19. A method according to claim 18 wherein said fusion protein is provided with a secretion signal to facilitate the purification of the fusion protein from said cell.
20. A method according to claim 19 wherein said fusion protein is provided with an affinity tag to facilitate the purification of the fusion protein from said cell or the cell culture medium.

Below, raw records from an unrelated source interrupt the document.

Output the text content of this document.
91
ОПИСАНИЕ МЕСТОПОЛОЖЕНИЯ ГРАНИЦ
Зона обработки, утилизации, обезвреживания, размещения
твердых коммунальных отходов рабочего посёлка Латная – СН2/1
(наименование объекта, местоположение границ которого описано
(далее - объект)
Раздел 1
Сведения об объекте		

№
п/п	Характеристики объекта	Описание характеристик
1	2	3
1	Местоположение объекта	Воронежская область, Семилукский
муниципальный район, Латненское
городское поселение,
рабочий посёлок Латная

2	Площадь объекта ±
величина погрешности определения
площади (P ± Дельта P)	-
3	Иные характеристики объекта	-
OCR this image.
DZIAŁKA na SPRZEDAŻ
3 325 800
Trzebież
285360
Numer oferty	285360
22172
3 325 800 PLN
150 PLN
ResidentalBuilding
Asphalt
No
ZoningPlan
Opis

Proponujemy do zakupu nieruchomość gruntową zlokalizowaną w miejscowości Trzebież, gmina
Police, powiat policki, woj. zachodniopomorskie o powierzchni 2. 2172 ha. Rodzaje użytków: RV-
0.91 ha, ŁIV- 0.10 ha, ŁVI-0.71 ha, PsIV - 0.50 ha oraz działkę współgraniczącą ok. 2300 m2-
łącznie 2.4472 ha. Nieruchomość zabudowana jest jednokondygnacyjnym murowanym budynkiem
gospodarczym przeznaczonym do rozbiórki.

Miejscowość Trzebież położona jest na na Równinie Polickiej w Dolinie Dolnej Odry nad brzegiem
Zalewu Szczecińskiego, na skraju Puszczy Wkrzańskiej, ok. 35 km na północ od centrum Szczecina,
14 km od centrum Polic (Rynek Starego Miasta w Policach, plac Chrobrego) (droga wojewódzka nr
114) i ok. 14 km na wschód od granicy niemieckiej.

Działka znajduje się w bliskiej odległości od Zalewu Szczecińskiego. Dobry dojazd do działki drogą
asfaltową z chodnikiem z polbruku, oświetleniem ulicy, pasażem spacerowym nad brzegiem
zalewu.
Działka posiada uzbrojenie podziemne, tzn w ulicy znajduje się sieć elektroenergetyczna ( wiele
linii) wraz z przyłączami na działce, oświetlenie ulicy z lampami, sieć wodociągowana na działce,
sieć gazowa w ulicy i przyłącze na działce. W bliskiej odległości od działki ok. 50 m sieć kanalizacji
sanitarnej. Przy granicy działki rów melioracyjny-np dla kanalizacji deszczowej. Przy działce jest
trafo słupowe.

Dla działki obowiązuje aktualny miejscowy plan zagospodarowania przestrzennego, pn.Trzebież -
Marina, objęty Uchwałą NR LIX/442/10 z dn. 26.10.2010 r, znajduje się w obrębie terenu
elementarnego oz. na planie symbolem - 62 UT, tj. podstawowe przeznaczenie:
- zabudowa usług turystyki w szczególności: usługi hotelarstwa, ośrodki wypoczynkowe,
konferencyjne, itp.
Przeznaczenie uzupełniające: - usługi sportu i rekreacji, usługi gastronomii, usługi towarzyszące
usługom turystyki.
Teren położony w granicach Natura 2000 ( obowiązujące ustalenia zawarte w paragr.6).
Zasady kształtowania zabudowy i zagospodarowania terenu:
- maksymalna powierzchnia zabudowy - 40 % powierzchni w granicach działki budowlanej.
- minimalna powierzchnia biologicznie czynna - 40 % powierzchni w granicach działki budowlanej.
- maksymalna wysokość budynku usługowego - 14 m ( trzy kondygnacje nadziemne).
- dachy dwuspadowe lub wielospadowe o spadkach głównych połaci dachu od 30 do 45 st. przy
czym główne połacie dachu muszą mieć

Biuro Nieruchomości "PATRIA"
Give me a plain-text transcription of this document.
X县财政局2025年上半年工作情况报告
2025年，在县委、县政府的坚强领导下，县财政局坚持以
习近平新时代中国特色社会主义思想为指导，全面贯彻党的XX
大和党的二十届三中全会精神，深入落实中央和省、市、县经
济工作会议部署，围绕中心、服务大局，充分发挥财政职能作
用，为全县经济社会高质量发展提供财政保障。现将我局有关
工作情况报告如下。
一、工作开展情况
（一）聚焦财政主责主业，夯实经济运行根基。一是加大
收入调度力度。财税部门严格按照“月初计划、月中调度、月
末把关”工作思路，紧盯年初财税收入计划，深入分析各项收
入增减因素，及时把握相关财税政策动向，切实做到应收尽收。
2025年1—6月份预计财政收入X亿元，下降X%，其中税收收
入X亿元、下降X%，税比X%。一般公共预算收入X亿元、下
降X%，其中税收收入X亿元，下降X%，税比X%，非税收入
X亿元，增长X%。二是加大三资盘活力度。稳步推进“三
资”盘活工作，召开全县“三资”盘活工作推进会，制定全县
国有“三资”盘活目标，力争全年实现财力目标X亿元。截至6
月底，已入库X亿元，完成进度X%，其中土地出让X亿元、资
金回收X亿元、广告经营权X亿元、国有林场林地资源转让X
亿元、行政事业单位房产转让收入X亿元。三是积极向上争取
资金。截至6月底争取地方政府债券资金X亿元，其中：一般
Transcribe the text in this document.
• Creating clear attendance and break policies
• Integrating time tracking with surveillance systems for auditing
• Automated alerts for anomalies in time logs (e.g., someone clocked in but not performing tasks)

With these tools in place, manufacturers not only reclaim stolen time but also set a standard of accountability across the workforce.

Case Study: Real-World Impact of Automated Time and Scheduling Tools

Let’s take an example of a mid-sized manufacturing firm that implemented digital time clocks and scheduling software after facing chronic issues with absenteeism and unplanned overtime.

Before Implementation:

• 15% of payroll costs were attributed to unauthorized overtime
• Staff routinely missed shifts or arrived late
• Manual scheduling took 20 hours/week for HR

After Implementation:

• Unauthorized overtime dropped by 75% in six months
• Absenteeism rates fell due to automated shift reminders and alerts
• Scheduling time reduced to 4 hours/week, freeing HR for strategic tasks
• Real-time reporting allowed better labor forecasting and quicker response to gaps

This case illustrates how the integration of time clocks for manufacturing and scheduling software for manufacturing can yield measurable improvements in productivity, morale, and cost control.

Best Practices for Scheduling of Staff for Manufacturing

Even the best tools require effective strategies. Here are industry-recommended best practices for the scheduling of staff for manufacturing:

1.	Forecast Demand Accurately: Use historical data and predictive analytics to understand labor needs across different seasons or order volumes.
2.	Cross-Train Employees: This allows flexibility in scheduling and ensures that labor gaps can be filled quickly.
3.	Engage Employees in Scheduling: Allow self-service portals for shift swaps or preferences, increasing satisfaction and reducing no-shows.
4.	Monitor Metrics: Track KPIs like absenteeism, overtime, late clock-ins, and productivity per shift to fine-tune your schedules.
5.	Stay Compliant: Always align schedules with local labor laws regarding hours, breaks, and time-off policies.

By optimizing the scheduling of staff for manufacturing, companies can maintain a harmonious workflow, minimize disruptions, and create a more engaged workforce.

21. A fusion protein according to claim 1 comprising an inframe translational fusion of:

    i) a modified growth hormone wherein said modification is a substitution of: histidine 18 with aspartic acid, histidine 21 with asparagine, glycine 120 with arginine, arginine 167 with asparagine, lysine 168 with alanine, aspartic acid 171 with serine, lysine 172 with arginine, glutamic acid 174 with serine and isoleucine 179 with threonine; and

    ii) a part of growth hormone receptor [GHR] comprising the C-terminal SD100 domain of GHR.